The aim of the present study was to successfully apply the HMM technique to EN signals of AA2025 exposed to various corrosive environments to improve the reliability and depth of corrosion type classification compared to traditional methods. A secondary aim was the integration of the PELT algorithm to segment the signals to obtain the necessary classificatory features required for the HMM parameters and subsequent signal reconstruction. Both objectives were successfully accomplished, and their introduction to EN studies contributes to corrosion analysis by innovating the traditional methodologies and introducing new computationally robust techniques. Based on the values obtained from HMM reconstruction, the following conclusions can be drawn:

• Group 1—AA2055 in 5 wt.% H₂SO₄solution: Traditional results classified the signal as general corrosion, although visual inspection and PELT segmentation revealed both localized and general corrosion patterns. HMM reconstruction delivered an initial slow decay of mixed corrosion, followed by a general corrosion phase, culminating in a high anodic spike, indicating localized corrosion. This result aligned better with the signal behavior than the traditional classification.
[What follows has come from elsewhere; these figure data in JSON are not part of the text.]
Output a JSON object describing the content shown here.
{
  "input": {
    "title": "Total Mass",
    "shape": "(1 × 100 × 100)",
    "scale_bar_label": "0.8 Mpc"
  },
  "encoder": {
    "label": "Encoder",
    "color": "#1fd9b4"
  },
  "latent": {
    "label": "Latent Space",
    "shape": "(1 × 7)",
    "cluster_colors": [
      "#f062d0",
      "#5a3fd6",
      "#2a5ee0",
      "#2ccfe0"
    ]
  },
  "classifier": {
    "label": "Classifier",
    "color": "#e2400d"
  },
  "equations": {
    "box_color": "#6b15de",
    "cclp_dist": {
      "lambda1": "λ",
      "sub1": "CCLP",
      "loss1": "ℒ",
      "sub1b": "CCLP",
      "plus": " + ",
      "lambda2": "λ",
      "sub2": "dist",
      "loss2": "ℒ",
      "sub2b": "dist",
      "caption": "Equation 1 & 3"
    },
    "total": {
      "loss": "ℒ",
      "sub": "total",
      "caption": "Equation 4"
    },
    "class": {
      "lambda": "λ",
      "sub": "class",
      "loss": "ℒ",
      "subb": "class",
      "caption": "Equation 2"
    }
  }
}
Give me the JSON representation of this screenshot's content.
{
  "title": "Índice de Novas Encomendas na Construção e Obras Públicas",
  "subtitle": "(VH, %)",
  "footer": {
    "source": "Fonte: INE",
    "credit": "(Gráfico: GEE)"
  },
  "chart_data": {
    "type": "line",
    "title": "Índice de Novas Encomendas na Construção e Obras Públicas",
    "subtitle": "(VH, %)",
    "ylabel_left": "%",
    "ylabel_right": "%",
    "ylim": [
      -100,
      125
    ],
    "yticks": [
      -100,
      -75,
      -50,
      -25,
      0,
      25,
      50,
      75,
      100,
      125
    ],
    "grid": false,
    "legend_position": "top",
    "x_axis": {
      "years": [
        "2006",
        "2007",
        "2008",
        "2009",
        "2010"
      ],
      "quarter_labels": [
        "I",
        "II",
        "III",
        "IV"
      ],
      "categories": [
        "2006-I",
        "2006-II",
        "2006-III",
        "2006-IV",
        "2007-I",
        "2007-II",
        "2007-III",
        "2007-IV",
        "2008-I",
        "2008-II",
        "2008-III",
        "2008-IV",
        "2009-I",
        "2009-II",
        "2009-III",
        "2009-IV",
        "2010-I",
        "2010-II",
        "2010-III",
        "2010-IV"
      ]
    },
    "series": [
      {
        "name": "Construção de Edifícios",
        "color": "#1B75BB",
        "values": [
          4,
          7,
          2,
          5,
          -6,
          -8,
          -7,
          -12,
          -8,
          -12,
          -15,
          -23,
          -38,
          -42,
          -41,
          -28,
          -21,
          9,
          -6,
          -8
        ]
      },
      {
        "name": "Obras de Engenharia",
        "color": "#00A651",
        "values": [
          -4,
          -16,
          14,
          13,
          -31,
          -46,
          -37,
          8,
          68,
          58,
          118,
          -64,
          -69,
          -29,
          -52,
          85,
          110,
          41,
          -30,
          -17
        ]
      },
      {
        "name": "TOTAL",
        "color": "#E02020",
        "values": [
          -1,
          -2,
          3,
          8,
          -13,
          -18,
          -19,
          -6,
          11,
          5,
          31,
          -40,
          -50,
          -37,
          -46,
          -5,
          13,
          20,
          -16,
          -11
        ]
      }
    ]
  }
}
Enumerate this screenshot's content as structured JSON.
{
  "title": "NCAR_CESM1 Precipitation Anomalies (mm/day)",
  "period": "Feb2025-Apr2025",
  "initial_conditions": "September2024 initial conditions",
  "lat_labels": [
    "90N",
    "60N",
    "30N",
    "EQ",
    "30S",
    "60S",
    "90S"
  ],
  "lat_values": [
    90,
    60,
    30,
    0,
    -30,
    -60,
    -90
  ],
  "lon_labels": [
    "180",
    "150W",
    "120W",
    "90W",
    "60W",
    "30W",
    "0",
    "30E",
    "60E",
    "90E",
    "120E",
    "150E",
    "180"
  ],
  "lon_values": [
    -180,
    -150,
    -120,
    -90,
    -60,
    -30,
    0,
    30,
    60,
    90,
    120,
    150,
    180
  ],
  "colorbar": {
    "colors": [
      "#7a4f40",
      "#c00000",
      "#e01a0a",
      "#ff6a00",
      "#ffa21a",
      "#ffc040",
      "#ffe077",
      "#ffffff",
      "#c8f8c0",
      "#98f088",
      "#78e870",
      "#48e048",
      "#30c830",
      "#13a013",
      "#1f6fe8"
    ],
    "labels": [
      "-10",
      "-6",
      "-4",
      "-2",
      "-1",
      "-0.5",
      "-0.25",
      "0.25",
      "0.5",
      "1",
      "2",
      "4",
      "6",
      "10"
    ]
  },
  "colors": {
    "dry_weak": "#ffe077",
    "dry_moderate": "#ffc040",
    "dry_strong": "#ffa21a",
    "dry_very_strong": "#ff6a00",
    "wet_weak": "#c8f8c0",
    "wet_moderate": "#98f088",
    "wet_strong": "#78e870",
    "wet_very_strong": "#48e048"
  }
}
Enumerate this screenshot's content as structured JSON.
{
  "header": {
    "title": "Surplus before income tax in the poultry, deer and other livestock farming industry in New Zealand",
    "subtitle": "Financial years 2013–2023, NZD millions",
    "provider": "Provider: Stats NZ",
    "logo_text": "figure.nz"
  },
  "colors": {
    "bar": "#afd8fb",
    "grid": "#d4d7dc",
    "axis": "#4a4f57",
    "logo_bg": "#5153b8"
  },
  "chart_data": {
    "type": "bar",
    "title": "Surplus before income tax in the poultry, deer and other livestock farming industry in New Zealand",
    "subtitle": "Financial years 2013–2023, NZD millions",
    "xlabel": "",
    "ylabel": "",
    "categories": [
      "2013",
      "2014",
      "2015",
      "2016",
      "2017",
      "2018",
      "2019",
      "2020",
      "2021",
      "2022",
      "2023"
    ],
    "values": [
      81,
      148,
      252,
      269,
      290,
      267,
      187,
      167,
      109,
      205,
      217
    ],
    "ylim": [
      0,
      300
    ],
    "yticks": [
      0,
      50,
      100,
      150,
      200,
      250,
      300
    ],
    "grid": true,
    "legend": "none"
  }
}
• Group 2—AA2055 in 5 wt.% HCl solution: Traditional analysis identified mixed corrosion, which was corroborated by the statistical classification of segments, showing the presence of both general and mixed corrosion. HMM reconstruction provided a clearer differentiation between these two states, demonstrating its capability to distinguish complex signal transitions and showcase the behavior of the signal beyond the singular traditional result.
• Group 3—AA2055 in 3.5 wt.% NaCl solution: Traditional results suggested intergranular stress corrosion cracking (IGSCC), but visual analysis contradicted this, as no sharp transient was present that could be attributed to a crack. Segmentation classification indicated a mix of localized and general corrosion, and HMM results reflected general corrosion, followed by mixed corrosion. However, due to significant overlap in emission probabilities, state resolution was limited, highlighting the importance of emission matrix optimization for reliable reconstruction.
• Group 4—AA2055 in Tap water MTY solution: While traditional classification indicated mixed corrosion, segment classification showed consistent general corrosion throughout the segments. HMM reconstruction demonstrated a mixed corrosion state during the anodic-transient-rich phase, followed by general corrosion, which is indicative of HMM’s strength in resolving transitional dynamics within the signal, as well as its ability to determine what occurs in the mixed corrosion category in the traditional classification.
• Group 5—AA2055 in Tap water GP solution: Traditional and segment-based classifications both pointed to a combination of mixed and general corrosion. HMM reconstruction confirmed this, identifying two broad regions of mixed corrosion, with a stable central period classified as general corrosion.

This study on EN signals using HMM has proven valuable for decoding complex corrosion behavior over time, showing particularly interesting patterns in the cases where the traditional methodology does not account for mixed corrosion. The most accurate results are proven to occur when emission parameters are carefully estimated and supported by datasets with enriching distinct behaviors. These findings suggest that HMM-based approaches can yield more insightful interpretations than static traditional methods. Further research is necessary to reinforce and generalize these findings by expanding datasets with a broader range of segments and corrosive events. Moreover, incorporating additional electrochemical phenomena, such as passivation events, into the classification schema could increase the interpretive power of the model.